The November 13th terrorist attacks in Paris amount to a disturbing wake-up call to all Europeans, still largely sleeping in a convenient, hedonistic, and economically prosperous postwar slumber. In the context of recent waves of terrorist attacks, Schmitt’s elegant formulation is now more poignant than ever: “In the exception the power of real life breaks through the crust of a mechanism that has become torpid by repetition.” Our soft skins have forgotten about the “ever present possibility of physical killing.” Having altogether displaced the political in their lives or reduced it to a duality of economics and ethics, Europeans were shockingly and brutally reminded of violent, exceptional grounds of their normal existence. Once again, the attacks prompted politicians and intellectuals to discuss the contents of “our way of life.” Until recently, it was possible to lightheartedly present oneself as a “world citizen” or a “European” without any existential angst or confusion, not to mention critical precision or depth. Orthodox liberal dogmas, such as tolerance and universal human rights, are now being tested violently: are we sure what the contents of these principles are?

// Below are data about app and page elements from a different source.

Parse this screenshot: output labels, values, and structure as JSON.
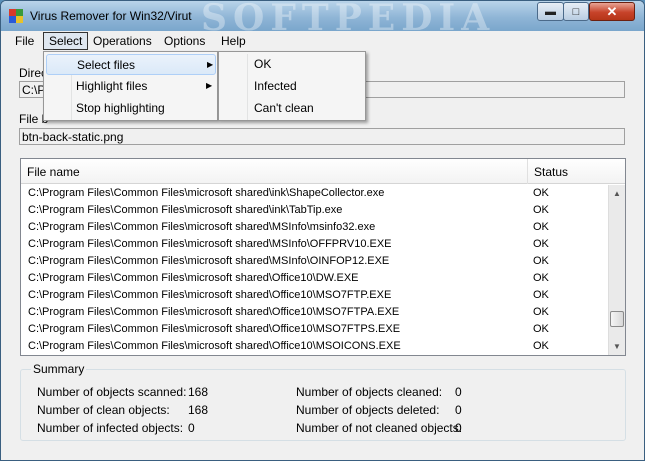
{
  "window": {
    "title": "Virus Remover for Win32/Virut",
    "watermark": "SOFTPEDIA"
  },
  "menu": {
    "file": "File",
    "select": "Select",
    "operations": "Operations",
    "options": "Options",
    "help": "Help"
  },
  "select_menu": {
    "items": [
      {
        "label": "Select files",
        "has_submenu": true
      },
      {
        "label": "Highlight files",
        "has_submenu": true
      },
      {
        "label": "Stop highlighting",
        "has_submenu": false
      }
    ]
  },
  "submenu": {
    "items": [
      "OK",
      "Infected",
      "Can't clean"
    ]
  },
  "directory": {
    "label": "Direc",
    "value": "C:\\P"
  },
  "file_being": {
    "label": "File b",
    "value": "btn-back-static.png"
  },
  "list": {
    "col_name": "File name",
    "col_status": "Status",
    "rows": [
      {
        "name": "C:\\Program Files\\Common Files\\microsoft shared\\ink\\ShapeCollector.exe",
        "status": "OK"
      },
      {
        "name": "C:\\Program Files\\Common Files\\microsoft shared\\ink\\TabTip.exe",
        "status": "OK"
      },
      {
        "name": "C:\\Program Files\\Common Files\\microsoft shared\\MSInfo\\msinfo32.exe",
        "status": "OK"
      },
      {
        "name": "C:\\Program Files\\Common Files\\microsoft shared\\MSInfo\\OFFPRV10.EXE",
        "status": "OK"
      },
      {
        "name": "C:\\Program Files\\Common Files\\microsoft shared\\MSInfo\\OINFOP12.EXE",
        "status": "OK"
      },
      {
        "name": "C:\\Program Files\\Common Files\\microsoft shared\\Office10\\DW.EXE",
        "status": "OK"
      },
      {
        "name": "C:\\Program Files\\Common Files\\microsoft shared\\Office10\\MSO7FTP.EXE",
        "status": "OK"
      },
      {
        "name": "C:\\Program Files\\Common Files\\microsoft shared\\Office10\\MSO7FTPA.EXE",
        "status": "OK"
      },
      {
        "name": "C:\\Program Files\\Common Files\\microsoft shared\\Office10\\MSO7FTPS.EXE",
        "status": "OK"
      },
      {
        "name": "C:\\Program Files\\Common Files\\microsoft shared\\Office10\\MSOICONS.EXE",
        "status": "OK"
      }
    ]
  },
  "summary": {
    "title": "Summary",
    "scanned_label": "Number of objects scanned:",
    "scanned_value": "168",
    "clean_label": "Number of clean objects:",
    "clean_value": "168",
    "infected_label": "Number of infected objects:",
    "infected_value": "0",
    "cleaned_label": "Number of objects cleaned:",
    "cleaned_value": "0",
    "deleted_label": "Number of objects deleted:",
    "deleted_value": "0",
    "not_cleaned_label": "Number of not cleaned objects:",
    "not_cleaned_value": "0"
  },
  "colors": {
    "titlebar": "#8fb5d6",
    "close_button": "#c7432a",
    "menu_highlight": "#dbe9f8"
  },
  "icons": {
    "app": "app-shield-icon",
    "minimize": "minimize-icon",
    "maximize": "maximize-icon",
    "close": "close-icon",
    "submenu_arrow": "chevron-right-icon",
    "scroll_up": "chevron-up-icon",
    "scroll_down": "chevron-down-icon"
  }
}
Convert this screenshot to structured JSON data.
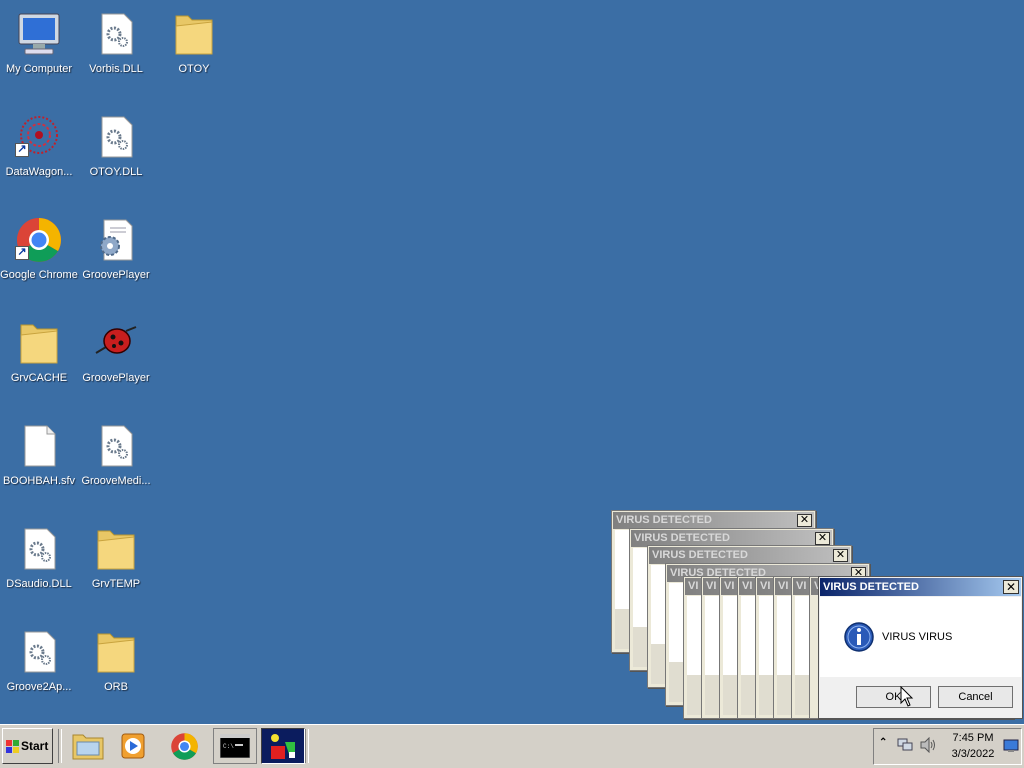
{
  "desktop_icons": [
    {
      "label": "My Computer"
    },
    {
      "label": "Vorbis.DLL"
    },
    {
      "label": "OTOY"
    },
    {
      "label": "DataWagon..."
    },
    {
      "label": "OTOY.DLL"
    },
    {
      "label": "Google Chrome"
    },
    {
      "label": "GroovePlayer"
    },
    {
      "label": "GrvCACHE"
    },
    {
      "label": "GroovePlayer"
    },
    {
      "label": "BOOHBAH.sfv"
    },
    {
      "label": "GrooveMedi..."
    },
    {
      "label": "DSaudio.DLL"
    },
    {
      "label": "GrvTEMP"
    },
    {
      "label": "Groove2Ap..."
    },
    {
      "label": "ORB"
    }
  ],
  "stacked_titles": [
    "VIRUS DETECTED",
    "VIRUS DETECTED",
    "VIRUS DETECTED",
    "VIRUS DETECTED"
  ],
  "stacked_small": [
    "VI",
    "VI",
    "VI",
    "VI",
    "VI",
    "VI",
    "VI",
    "VI"
  ],
  "dialog": {
    "title": "VIRUS DETECTED",
    "close_glyph": "✕",
    "message": "VIRUS VIRUS",
    "ok_label": "OK",
    "cancel_label": "Cancel"
  },
  "taskbar": {
    "start_label": "Start",
    "clock_time": "7:45 PM",
    "clock_date": "3/3/2022"
  },
  "colors": {
    "desktop": "#3b6ea5",
    "title_active": "#0a246a",
    "title_inactive": "#808080"
  }
}
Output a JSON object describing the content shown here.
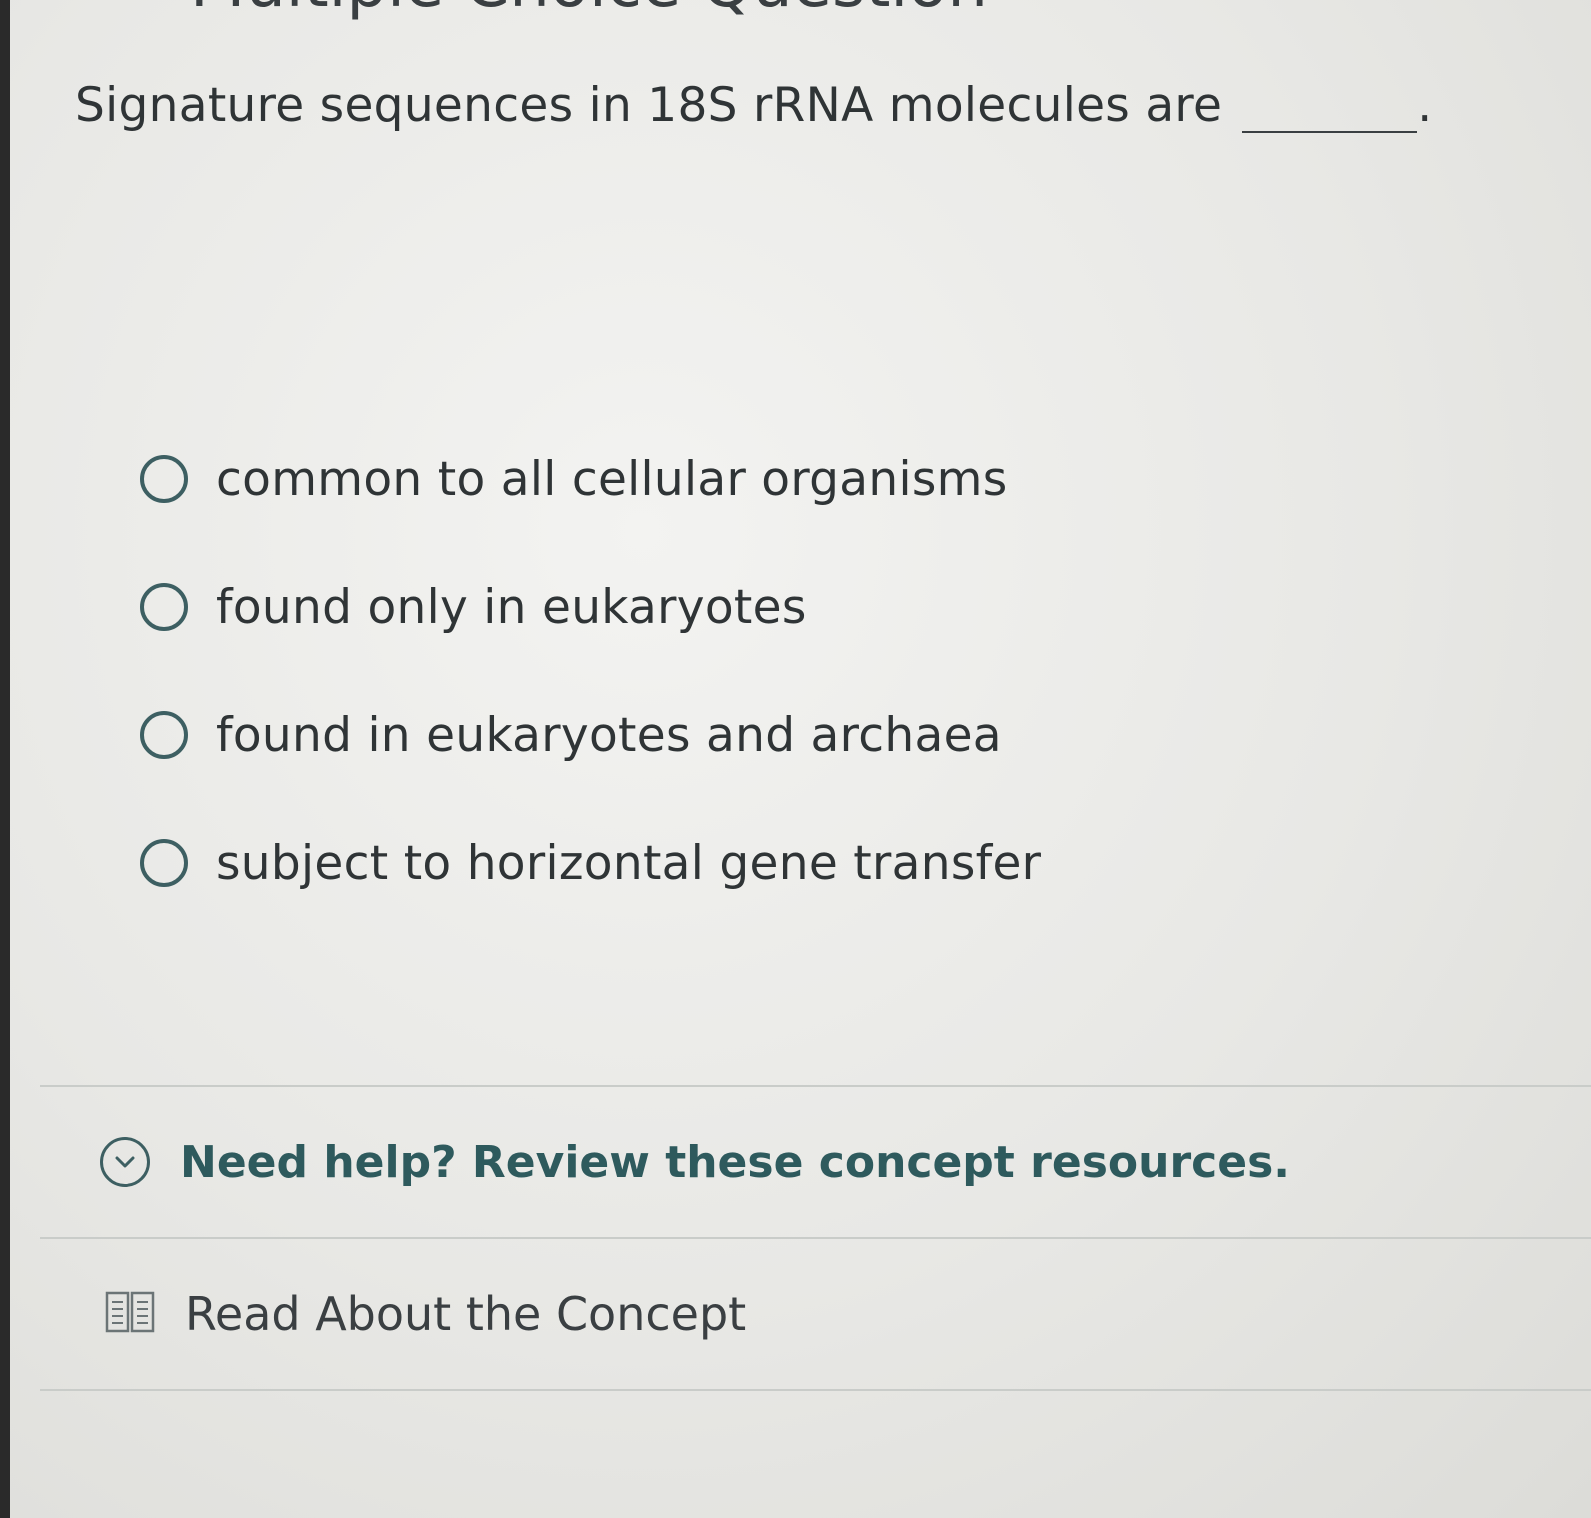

Are we willing to sacrifice for them? Are we ready to sacrifice for anything at all? What exactly are we defending and how are we ready to defend? ISIS fanatics are threatening and genuinely wounding the very essence of our common identity. I place Putin’s Russia in the same company. But will we use this possibility to rethink the foundations of our identity, and, relevantly, act on such a rethinking? Are we going to “tolerate” ISIS recruiters who preach anti-Western values in our midst? Or is it simply “another, equally valid opinion”? Even for hardline relativists, it is challenging to maintain their relativism when facing a gun. Suddenly, this does not represent merely “an alternative way of seeing things.” Suddenly, relativists disagree with their attackers very, very much, and become convinced that they are right, whereas the attackers must be wrong. But if we are right, are we willing to sacrifice for our rightness? This is a question that many Europeans now face in all earnestness.
1. Carl Schmitt, The Concept of the Political, exp. ed., trans. George Schwab (Chicago: The University of Chicago Press, 2007), p. 33.
3. Ibid., p. 32.
4. Carl Schmitt, Political Theology: Four Chapters on the Concept of Sovereignty, trans. George Schwab (Chicago: The University of Chicago Press, 2005), p. 15.